Is this some of that “egg punk” I’ve been reading about? (Google it or click the hyperlink. And let’s move on.)
Then, there is “Fight On The Internet,” about the very thing that makes me wanna be on Facebook less and less:
Let’s have a fight on the internet
Let’s have a war in the middle of the street
Let’s shake hands and call it disrespect
Let’s let deception be the rhythm of the beat
With a refrain that so firmly taps into the zeitgeist (“The more you know, the less you don’t/the less you know, the more you won’t”), it’s a miracle “Fight On The Internet” hasn’t topped the Hot 100 all summer long!
Rock & Roll Ruined My Life (besides failing to realize the term is “rock ‘n’ roll”) is an album that asks a few questions pertinent to modern life. Like virtually every note sculpted by Jay Reatard, Berryhill’s songs ooze a craftsmanship that belie the crap-fi production and drunk-punk execution. Which immediately feeds into the main question: Why do Wesley & The Boys sound more Memphis than Nashville? They certainly orbit that shit-fi Southern garage-punk gravity hard.
Are these 11 rough-hewn party-punk tracks the harbinger of some sorta punk renaissance in Nashville? A cursory shake of the Magic 8-Ball in Music City’s direction turns up: “Sources say yes.” Sweet Time Records is the brainchild of Ryan Sweeney, a longtime local punk scene vet and drummer with garage power-poppers Cheap Time. Besides Wesley & The Boys, Sweeney’s dropped records by The Sleeveens and Night Talkers, and organized the Sweet By Sweet Time Fest. Jack White’s Third Man Records dropped a fine debut LP from local egg punx Snooper in 2023. Other names that surface include Hans Condor, New Orleans transplants Schizos, The Archaeas and The Shitdels, who off-the-bat have at least earned some sorta award for Best Band Name In History.
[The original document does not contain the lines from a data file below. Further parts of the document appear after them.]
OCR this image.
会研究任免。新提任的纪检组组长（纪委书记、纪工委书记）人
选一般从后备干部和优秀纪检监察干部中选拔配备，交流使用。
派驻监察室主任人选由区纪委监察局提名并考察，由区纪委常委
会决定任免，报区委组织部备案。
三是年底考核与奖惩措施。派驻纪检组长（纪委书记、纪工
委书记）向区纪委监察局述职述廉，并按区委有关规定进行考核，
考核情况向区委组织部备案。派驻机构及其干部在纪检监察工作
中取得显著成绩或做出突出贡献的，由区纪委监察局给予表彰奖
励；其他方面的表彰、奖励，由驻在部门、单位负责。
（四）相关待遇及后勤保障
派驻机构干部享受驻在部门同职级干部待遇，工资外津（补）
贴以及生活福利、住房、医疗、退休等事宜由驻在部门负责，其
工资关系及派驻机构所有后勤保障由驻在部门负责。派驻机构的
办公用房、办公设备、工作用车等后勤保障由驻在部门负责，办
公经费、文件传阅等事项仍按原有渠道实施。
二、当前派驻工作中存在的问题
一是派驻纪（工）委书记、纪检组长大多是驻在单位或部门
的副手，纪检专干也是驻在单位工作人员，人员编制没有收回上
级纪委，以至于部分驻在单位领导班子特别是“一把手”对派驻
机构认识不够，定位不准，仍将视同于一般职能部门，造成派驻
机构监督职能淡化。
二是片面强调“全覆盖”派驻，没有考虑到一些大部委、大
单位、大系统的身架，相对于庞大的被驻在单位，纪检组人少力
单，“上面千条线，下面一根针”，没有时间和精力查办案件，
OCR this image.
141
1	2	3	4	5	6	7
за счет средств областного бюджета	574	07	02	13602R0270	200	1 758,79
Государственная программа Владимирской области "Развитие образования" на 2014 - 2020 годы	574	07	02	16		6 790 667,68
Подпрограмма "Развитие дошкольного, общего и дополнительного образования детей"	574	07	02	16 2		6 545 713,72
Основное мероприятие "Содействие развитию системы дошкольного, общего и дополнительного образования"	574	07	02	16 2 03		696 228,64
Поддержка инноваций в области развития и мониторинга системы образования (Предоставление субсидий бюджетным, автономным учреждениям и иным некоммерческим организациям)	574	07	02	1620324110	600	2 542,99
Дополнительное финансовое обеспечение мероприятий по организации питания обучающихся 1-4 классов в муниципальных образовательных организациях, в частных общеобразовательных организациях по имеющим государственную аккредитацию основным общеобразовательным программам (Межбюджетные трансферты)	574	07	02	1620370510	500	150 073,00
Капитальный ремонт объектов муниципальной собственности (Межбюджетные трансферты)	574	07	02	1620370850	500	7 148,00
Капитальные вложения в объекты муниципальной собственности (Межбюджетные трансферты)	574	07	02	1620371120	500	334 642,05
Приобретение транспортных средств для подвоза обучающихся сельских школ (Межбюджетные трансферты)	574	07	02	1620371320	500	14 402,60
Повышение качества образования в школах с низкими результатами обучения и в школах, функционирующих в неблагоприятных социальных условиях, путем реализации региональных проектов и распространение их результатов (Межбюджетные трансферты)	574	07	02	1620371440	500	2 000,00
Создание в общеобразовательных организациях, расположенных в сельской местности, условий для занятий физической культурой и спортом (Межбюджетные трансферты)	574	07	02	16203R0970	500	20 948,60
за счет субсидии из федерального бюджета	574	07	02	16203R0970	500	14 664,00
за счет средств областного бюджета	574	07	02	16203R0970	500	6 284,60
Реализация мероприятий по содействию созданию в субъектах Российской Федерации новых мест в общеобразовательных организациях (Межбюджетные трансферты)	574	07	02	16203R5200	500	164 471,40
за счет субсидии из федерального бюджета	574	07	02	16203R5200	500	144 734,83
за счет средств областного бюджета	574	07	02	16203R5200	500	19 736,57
So basically, yes. Nashville is capable of a fuckuvalot more than twangy sugar-shaker shit set to chords recycled from an old Journey hit, these days. Wesley & The Boys are just the tip of a filthy, sludgy iceberg in need of further exploration. But at the least, they’ve released an album that’s barely left my turntable all summer. Except it’s raised the temperature several hundred degrees, which is hardly making summer in Austin bearable! But it’s made it more rockin’!